"Partying the night before a big exam. Preparing last-minute for a work presentation. Running a 5K in a 10-pound Halloween costume. All are examples of what psychologists call "self-handicapping" - creating obstacles to success to order to bolster or protect one's own reputation. "It's actually very common," said Yang Xiang, a psychology Ph.D. candidate in the Kenneth C. Griffin Graduate School of Arts and Sciences. "There have been many decades of work documenting this behavior.""
"Xiang and her co-authors have devised a formal, mathematical model of how the phenomenon works socially. Their "signaling theory of self-handicapping," recently published in the journal Cognition, identifies the situational factors that motivate the behavior - and charts its impacts on different kinds of observers. "We're saying that regardless of what kind of person you are, this can be a very rational thing to do," Xiang said. "We can predict when you would do it and when you would not do it.""

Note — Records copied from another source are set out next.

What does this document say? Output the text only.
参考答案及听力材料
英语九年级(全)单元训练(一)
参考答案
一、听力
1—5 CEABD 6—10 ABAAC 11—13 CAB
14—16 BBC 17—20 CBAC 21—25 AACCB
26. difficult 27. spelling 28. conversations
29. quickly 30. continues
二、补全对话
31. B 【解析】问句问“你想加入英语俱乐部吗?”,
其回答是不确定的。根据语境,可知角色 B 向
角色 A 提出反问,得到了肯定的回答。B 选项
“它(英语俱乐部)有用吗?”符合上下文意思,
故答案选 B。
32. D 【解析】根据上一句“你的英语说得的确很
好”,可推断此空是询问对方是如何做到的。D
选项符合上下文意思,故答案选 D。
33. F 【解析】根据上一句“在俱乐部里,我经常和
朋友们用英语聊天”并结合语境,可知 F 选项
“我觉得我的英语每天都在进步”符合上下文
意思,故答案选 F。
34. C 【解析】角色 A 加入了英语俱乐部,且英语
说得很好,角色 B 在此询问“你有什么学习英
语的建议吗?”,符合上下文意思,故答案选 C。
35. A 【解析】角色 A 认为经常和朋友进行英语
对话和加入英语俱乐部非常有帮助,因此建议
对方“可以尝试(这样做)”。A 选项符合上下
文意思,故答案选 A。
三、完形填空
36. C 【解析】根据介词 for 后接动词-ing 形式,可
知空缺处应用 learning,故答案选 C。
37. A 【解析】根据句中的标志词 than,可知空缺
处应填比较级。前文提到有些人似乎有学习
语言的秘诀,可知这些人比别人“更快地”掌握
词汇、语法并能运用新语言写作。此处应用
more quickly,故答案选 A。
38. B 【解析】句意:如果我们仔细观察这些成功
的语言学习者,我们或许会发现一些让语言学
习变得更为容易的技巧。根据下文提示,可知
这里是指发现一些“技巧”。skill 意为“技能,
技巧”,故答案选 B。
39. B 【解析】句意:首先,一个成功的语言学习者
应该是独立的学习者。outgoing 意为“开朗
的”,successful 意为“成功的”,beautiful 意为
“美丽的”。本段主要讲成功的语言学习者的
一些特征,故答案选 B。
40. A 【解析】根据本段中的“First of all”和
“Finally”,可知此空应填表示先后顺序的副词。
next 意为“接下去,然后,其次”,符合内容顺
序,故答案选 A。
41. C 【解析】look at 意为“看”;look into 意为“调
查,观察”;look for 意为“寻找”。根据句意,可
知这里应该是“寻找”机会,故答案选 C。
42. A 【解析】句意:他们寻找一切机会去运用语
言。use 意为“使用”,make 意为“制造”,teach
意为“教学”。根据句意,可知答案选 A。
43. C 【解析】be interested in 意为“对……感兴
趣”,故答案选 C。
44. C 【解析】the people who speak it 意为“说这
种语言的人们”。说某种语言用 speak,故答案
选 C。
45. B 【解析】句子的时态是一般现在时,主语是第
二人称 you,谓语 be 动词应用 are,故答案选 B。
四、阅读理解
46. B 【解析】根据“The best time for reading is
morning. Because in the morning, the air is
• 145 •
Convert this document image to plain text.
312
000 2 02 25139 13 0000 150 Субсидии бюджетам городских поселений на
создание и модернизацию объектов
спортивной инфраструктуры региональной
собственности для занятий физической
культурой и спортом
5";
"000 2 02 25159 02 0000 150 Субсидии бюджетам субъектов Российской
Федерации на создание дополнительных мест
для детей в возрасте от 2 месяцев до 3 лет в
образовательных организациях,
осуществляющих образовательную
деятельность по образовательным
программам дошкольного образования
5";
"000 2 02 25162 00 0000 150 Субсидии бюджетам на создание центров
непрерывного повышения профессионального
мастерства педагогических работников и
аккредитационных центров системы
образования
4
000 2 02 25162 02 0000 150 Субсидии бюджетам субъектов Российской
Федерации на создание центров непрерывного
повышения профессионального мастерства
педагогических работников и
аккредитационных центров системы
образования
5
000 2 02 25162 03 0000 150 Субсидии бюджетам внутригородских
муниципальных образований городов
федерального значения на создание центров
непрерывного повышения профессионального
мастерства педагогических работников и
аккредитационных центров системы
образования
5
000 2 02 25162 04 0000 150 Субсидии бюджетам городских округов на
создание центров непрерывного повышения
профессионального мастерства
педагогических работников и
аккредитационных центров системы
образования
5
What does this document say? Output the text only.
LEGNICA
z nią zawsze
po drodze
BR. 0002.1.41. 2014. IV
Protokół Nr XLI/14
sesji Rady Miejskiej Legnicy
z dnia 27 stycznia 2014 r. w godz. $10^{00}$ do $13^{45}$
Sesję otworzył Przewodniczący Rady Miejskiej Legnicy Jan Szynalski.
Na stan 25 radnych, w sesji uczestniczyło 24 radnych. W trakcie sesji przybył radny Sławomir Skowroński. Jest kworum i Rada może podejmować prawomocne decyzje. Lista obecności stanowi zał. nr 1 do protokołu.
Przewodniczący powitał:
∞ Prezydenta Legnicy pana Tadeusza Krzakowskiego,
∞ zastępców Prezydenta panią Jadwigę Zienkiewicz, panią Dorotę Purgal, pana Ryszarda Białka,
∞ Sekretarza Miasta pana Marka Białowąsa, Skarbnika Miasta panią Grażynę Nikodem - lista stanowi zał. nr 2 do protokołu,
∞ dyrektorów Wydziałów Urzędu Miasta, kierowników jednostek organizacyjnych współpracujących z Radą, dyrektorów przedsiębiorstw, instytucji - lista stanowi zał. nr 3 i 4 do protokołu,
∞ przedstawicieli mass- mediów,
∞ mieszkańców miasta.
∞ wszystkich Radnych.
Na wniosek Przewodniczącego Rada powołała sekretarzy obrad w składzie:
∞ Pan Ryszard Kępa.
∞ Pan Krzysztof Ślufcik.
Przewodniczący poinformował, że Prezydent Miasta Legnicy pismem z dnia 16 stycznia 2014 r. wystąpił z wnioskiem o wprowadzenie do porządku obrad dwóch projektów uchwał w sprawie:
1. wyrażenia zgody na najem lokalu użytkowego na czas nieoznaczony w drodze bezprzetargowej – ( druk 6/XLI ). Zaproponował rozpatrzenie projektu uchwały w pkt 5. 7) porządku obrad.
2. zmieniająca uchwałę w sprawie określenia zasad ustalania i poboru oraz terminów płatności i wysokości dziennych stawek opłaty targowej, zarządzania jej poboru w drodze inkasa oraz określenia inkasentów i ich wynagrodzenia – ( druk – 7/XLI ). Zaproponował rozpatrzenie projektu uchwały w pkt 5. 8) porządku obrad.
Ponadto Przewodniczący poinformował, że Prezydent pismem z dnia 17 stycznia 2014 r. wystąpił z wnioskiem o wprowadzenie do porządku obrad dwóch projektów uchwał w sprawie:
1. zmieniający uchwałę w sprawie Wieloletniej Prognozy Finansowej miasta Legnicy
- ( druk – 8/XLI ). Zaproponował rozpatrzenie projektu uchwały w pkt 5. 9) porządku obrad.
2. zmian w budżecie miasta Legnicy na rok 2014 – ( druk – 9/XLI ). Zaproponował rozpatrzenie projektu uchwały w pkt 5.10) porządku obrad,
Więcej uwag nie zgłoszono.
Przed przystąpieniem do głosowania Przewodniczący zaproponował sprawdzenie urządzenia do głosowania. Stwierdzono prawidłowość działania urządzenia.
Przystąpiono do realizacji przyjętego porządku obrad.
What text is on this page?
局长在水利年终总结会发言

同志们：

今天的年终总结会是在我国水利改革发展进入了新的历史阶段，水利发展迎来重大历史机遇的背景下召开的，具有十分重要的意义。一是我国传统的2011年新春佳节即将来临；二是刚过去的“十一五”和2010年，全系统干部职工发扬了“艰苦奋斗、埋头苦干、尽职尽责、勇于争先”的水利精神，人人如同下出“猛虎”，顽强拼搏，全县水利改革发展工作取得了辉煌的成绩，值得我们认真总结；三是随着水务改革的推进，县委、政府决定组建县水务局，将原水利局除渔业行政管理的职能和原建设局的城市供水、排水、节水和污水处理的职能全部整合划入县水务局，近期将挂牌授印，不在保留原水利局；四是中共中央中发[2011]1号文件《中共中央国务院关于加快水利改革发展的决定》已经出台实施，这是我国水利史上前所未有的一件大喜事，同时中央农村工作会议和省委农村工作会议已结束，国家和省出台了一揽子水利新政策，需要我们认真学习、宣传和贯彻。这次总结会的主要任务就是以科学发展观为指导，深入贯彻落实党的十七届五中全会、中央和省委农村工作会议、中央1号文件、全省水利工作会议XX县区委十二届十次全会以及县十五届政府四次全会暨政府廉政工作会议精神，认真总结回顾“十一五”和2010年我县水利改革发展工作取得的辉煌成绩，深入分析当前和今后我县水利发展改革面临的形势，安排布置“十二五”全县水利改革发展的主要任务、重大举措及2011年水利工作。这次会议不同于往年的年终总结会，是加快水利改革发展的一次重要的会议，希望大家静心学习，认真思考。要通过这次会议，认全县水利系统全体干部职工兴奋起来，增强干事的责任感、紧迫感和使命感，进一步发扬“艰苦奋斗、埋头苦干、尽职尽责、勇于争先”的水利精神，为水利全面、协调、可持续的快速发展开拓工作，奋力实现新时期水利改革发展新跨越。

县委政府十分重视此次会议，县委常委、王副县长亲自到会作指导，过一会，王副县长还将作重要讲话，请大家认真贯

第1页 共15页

Self-handicapping involves deliberately creating obstacles to success to bolster or protect reputation, with common examples including partying before exams or last-minute preparation. Much prior work has emphasized personality differences and used questionnaires to gauge individual propensity to self-handicap. A formal mathematical model called the signaling theory of self-handicapping identifies situational factors that motivate the behavior and maps its effects on different observers. The model predicts when individuals will adopt self-handicapping strategies regardless of stable personality traits. The Collaborative Utility Calculus framework describes how people navigate collaboration by inferring others' abilities and expectations.